National Grid announced yesterday that the forecast margins for the coming days are looking much healthier, but Paul Verrill, director of EnAppSys warns: “This doesn’t seem to be a one-off.”

“These shortage events look increasingly common in the market and should be expected to continue throughout the winter,” he remarks.

Verrill points to the Severn and Sutton Bridge combined-cycle gas turbine plants which were placed into a “dormant state” in August after their operator, Calon Energy, went into administration.

He notes that the Severn plant is relatively new, having been commissioned just a decade ago in 2010, indicating  “the market is struggling to retain power stations that would normally be expected to be earning sufficient margins to operate sustainably in the market.

“The loss of Calon in such a manner – during a period when the market is seeing these tight margins – raises the question of whether the capacity mechanism has sufficiently ensured that plants will be able to make up the ‘missing money’ that results from plants having to meet the proportion of demand that is not met by renewables and other subsidised generation, whilst stepping aside during periods when renewable output levels are strong.”

He continues: “The market left to its own devices might see periods of very high prices and potential loss of supplies as plants close where economic returns cease to be viable and as these losses of supply would help drive prices up to the point of economic viability, but for consumers of electricity this would not be ideal.”

Verrill says one issue with the Capacity Market is that the main auctions are buying four year in advance: “This requires the market to forecast what the ‘missing money’ will be four years ahead and then compete with other participants for a limited procured level of capacity.”

He says: “So far there have been no consequences of these events, but if this mechanism cannot replace large assets that drop out of the market on an unplanned basis and if there is very little comfort in the available margins then there may be scenarios where the current format of the Capacity Market may deliver great value for money but not sufficiently robust generation margins to cover all eventualities.”

Stewart, by contrast, does not see the latest warning as a sign of a deeper problem: “I don’t think it’s an issue of a structural lack of capacity. There are always going to be times when the system is tight and it generally happens during those pre-winter months when plants are offline for maintenance even though demand tends to be lower.

“There’s no danger of the lights going out. The market worked the way it’s supposed to work to plug that gap and it will do the next time and no doubt the time after that.”

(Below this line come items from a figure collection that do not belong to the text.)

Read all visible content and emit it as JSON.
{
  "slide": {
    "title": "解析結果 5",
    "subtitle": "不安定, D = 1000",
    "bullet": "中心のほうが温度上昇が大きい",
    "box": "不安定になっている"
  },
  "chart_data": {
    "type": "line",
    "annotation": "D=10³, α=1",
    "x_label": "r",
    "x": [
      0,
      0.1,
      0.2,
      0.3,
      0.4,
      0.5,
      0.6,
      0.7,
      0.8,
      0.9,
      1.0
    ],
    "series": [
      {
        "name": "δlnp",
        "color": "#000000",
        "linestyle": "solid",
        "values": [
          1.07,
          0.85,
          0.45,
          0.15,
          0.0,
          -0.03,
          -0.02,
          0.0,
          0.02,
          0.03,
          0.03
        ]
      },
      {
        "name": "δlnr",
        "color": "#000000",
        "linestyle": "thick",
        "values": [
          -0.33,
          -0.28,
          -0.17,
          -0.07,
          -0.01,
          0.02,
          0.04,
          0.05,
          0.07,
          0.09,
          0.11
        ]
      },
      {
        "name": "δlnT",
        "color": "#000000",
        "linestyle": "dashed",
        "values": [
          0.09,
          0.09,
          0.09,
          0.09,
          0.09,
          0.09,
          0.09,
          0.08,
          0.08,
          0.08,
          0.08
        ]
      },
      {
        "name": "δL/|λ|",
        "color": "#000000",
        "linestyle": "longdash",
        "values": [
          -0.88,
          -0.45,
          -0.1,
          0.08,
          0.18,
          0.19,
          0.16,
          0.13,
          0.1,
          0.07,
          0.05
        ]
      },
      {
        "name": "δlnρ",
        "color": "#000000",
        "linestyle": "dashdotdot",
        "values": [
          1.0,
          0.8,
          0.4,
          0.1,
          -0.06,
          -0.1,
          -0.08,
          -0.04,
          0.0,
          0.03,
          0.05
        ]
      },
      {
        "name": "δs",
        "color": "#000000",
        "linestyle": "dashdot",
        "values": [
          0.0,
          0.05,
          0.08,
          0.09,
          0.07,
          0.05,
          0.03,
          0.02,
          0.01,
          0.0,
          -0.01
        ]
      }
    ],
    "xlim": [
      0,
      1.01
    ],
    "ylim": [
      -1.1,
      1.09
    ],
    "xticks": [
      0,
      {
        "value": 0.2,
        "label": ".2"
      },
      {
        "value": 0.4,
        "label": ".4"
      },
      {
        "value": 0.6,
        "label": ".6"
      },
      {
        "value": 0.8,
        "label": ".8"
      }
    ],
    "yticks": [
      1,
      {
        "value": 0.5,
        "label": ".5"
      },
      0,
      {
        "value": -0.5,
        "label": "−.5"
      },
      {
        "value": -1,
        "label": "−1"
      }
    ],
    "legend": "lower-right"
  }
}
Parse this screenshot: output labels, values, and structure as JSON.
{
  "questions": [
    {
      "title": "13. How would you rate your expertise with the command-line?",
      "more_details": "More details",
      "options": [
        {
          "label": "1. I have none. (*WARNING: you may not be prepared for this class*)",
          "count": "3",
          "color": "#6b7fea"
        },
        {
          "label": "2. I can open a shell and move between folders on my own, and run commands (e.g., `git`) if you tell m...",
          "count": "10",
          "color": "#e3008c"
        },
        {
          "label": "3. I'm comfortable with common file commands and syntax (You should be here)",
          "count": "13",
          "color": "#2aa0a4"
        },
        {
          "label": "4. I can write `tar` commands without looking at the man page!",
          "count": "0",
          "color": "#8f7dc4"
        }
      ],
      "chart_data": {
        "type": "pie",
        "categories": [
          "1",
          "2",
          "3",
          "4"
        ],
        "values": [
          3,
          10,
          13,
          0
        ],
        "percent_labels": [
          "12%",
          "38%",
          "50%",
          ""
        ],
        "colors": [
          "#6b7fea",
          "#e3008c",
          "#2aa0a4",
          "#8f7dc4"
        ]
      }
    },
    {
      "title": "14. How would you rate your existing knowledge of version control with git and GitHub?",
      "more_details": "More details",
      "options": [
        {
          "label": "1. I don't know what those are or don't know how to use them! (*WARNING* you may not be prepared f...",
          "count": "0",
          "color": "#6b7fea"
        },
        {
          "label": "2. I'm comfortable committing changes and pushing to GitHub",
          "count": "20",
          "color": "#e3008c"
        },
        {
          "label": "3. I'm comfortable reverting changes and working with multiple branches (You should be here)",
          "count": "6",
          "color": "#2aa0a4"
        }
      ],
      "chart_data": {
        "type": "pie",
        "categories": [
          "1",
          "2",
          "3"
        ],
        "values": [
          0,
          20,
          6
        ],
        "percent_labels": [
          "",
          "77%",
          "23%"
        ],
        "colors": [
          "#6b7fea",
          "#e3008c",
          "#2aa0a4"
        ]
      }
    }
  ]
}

As with the last one he witnessed, Stewart believes the shortfall was the result of a “freak coincidence of occurrences”, adding: “If those coal plants had been closed, you can guarantee the market would have found it elsewhere, albeit at a higher price if you brought all of those bits of short-term generation into the mix.

“I think the underlying point is that the market behaved the way that it should and it did what it needed to do to balance supply and demand.”

Nevertheless, he concedes: “I think there is some work to do technically around the integration of huge wind power generation onto the UK system. We certainly need to look further into the question of storage of power and how that can be commercialised over the long term.”

Just as with the actual blackout in August last year, the events of this week have once again highlighted the growing importance of flexibility to the smooth operation of the energy system and the valuable contribution that consumers could make on the demand side.

Ovo Energy said the “supply crunch” elicited the “biggest ever mobilisation of UK customers” to support the power grid as part of its fledgling vehicle-to-grid (V2G) programme. If fitted with the technology, the supplier said even the UK’s current electric vehicle fleet of just 164,000 could have provided up to 200MW of flexibility – more than a quarter of the largest deficit forecast for Wednesday.